I am currently engaged in two, partly interrelated, research projects. The first relates to English religious and intellectual history in the first half of the 15th century, in the putative aftermath of the Wycliffite controversies and (in contemporary orthodox perception) their continental progeny, centred in Bohemia, but getting a high-profile international airing at the Councils of Constance and Basel.

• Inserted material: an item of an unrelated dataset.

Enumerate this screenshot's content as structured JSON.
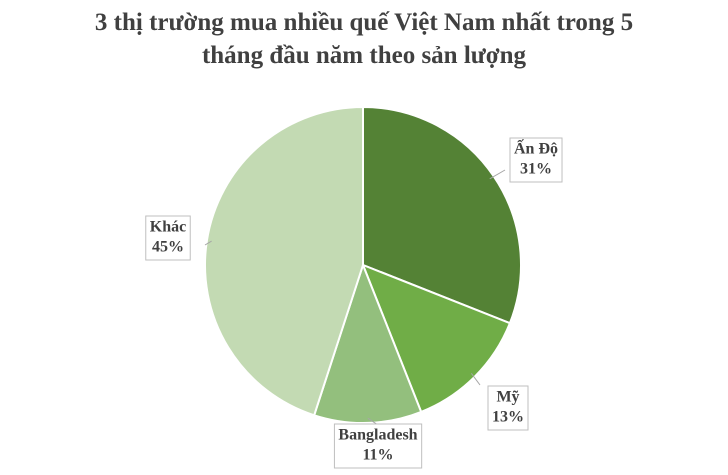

The second emerges out of an interdisciplinary research project on the subject of ‘Uncertain Knowledge in the Middle Ages’. This project, partly funded by the British Academy and partly by Cambridge University, brings together philosophers, historians and literary scholars from the UK, the US and continental Europe with the intention of stimulating methodological dialogue between scholars who work in adjacent disciplines, especially medieval philosophy and cultural and literary history. (My co-organisers are Mishtooni Bose, Rita Copeland, Dallas Denery and Nicolette Zeeman). A volume of essays arising out of the project is due to be submitted to Brepols in 2012. What unites my work in these areas is an interest in the changing landscape of ‘scholastic’ enquiry into logico-linguistic and theological matters at a time of increasing porosity between the domains of academic speculative thought and extramural religio-political controversy. Part of what I am focusing on is the development of forms of scepticism in response to wide-ranging engagement with the nature of religious or scriptural truth at a time when ‘heresy’ (both within and without the university-world) became the (seemingly ever-burgeoning) pan-European socio-cultural problem.

Teaching Areas:

I teach undergraduate papers in Anglo-Saxon, Middle English, Shakespeare, and in the English Language, and contribute to teaching courses / supervision of graduates for the M. St. (650-1500), M. Phil. and D. Phil.

Recent Publications:

‘“The Fift Quheill”: Gavin Douglas’s Maffeo Vegio’, The Scottish Literary Journal 22 (1995), 5-21; 'Eliding the Interpreter: John Wyclif and Scriptural Truth’, New Medieval Literatures 2 (1998), 205-24; 'Contingency and the Christian Faith: William Woodford’s anti-Wycliffite Hermeneutics’, Poetica 49 (1998), 1-26; 'Manuscripts of Nicholas Love’s The Mirror of the Blessed Life of Jesus Christ and Wycliffite Notions of Authority’ in Prestige, Authority and Power in Late Medieval Manuscripts and Texts ed. Felicity Riddy (York: York Medieval Press, 2000), pp. 17-34; The Wycliffite Heresy: Authority and the Interpretation of Texts, Cambridge Studies in Medieval Literature 45 (Cambridge: Cambridge University Press, 2002; p/back 2009); ‘Nicholas Love’ in A Companion to Middle English Prose, ed. A S G Edwards (Cambridge: D S Brewer, 2004), pp. 53-66; ‘Bishop Reginald Pecock and the Idea of “Lollardy”’ in Text and Controversy from Wyclif to Bale: Essays in Honour of Anne Hudson, ed. Helen Barr and Anne Hutchison (Turnhout: Brepols, 2005), pp. 251-65; ‘Logic and Lollardy’, Medium Aevum 76 (2007), 251-67; ‘Wycliffism and Lollardy’, in The Cambridge History of Christianity vol. IV: Christianity in Western Europe 1000-1500, ed. Miri Rubin and Walter Simons (Cambridge: Cambridge University Press, 2009), pp. 433-45; ‘Wycliffite “Affiliations”: Some Intellectual-Historical Contexts’, in Mishtooni Bose and Patrick Hornbeck (eds), The Wycliffite Controversies (Turnhout: Brepols; 2011), pp. 13-32; After Arundel: Religious Writing in Fifteenth Century England, ed. Vincent Gillespie and Kantik Ghosh, Medieval Church Studies 21 (Turnhout: Brepols, 2011); 'Wyclif, Arundel and the Long Fifteenth Century' in After Arundel, ed. Gillespie and Ghosh (2011), pp. 545-62; 'University-Learning, Theological Method and Heresy in Fifteenth-Century England', in Situating Religious Controversy: Textual Transmission
and Networks of Readership, 1378-1536
, ed. Michael Van Dussen and Pavel Soukup (Turnhout:
Brepols; forthcoming); Uncertain Knowledge in the Middle Ages, ed. by Mishtooni Bose, Rita Copeland, Dallas Denery, Kantik Ghosh and Nicolette Zeeman (forthcoming); 'Logic, Scepticism and Heresy in Early 15th Century Europe: Oxford, Vienna, Constance', forthcoming in Uncertain Knowledge, ed. Bose et al.